Harvard-Jurist wird neuer politischer Kopf der Tibeter

Harvard-Jurist wird neuer politischer Kopf der Tibeter
Vor einigen Wochen hatte der Dalai Lama angekündigt, seine politischen Aufgaben als Oberhaupt der Tibeter abzugeben. Nun steht sein Nachfolger fest: Lobsang Sangay (43). Der Harvard-Absolvent gewann die Wahl im indischen Dharamsala deutlich mit 55 Prozent der abgegebenen Stimmen. Er war bereits vor der Abstimmung als aussichtsreichster Kandidat gehandelt worden.

Die Abstimmung markiert einen politischen Umbruch: Ein demokratisch gewählter Premierminister ersetzt erstmals den bislang von einem religiösen Orden bestimmten politischen Führer der Tibeter. Der Dalai Lama zieht sich aus der politischen Verantwortung zurück und konzentriert sich allein auf seine Funktion als spiritueller Führer und Religionsoberhaupt. Der buddhistische Mönch hatte dies schon seit längerem angekündigt. Der Schritt des Dalai Lama wird nicht von allen Tibetern begrüßt. Viele fürchten, dass die Exilgemeinde viel an politischem Einfluss und moralischer Autorität verlieren könnte.

Der 75-jährige Friedensnobelpreisträger lebt seit Ende der 1950er Jahre im Exil in Nordindien, wo auch die Exilregierung sitzt. Der 14. Dalai Lama ("ozeangleicher Lehrer"), geboren als Tendzin Gyatsho, war 1959 aus Lhasa nach Indien geflohen, nachdem chinesische Truppen den Volksaufstand in Tibet blutig niedergeschlagen hatten. Mehr als 10.000 Tibeter sollen damals ums Leben gekommen sein. Indiens damaliger Ministerpräsident Jawaharlal Nehru bot dem exilierten Mönch und seinen Vertrauten in Dharamsala, einer Bergstadt im Himalaya, eine Zuflucht an.

Sieg gegen zwei Mitbewerber

Die Kommission erklärte Sangay, der an der renommierten Harvard-Universität promovierte und dort derzeit noch forscht, am Mittwoch zum Gewinner der Abstimmung. Sangay setzte sich klar gegen seine zwei Mitbewerber durch. Er wird im Mai in Dharamsala erwartet, dem Sitz der Exilregierung. Sie wird weltweit von keinem Staat anerkannt. Zur Wahl des Premierministers (Kalon Tripa) und der 43 Abgeordneten des Exilparlaments waren am 20. März mehr als 83.000 Exiltibeter vor allem in Nordindien aufgerufen.

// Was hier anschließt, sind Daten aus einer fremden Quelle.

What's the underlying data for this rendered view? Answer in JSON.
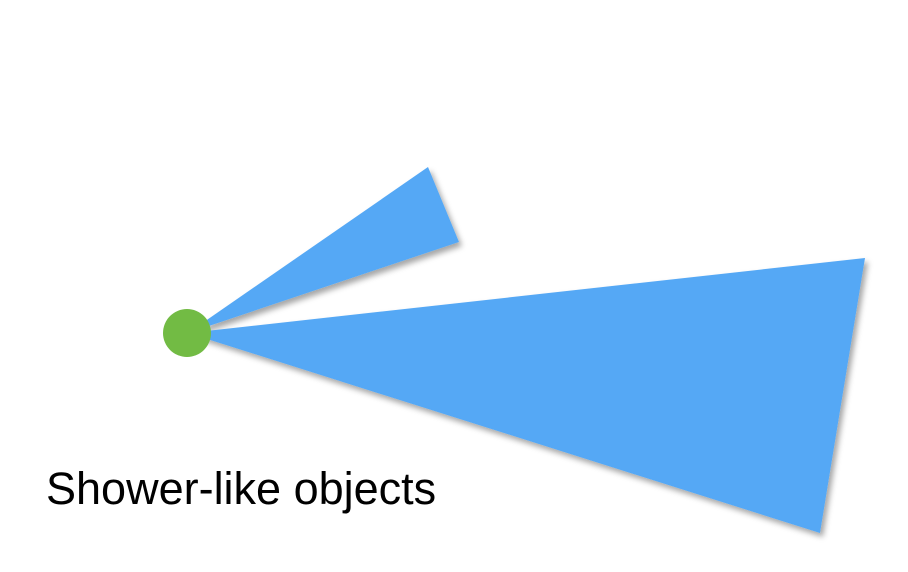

Der seit 2001 amtierende Premierminister Lobsang Tensin, der unter seinem Titel Samdhong Rinpoche bekannt ist, war nach zwei Legislaturperioden nicht mehr angetreten. Seine Amtszeit endet im August. Der neue Premierminister werde mehr Verantwortung schultern müssen, hatte Rinpoche vor der Wahl mit Blick auf den bevorstehenden Rückzug des Dalai Lama gesagt. Nach tibetischen Angaben fallen die zentralen politischen Aufgaben des Dalai Lama dann dem Premierminister zu. Darunter zählen mögliche Verhandlungen mit der Besatzungsmacht China und die Auflösung des Parlaments.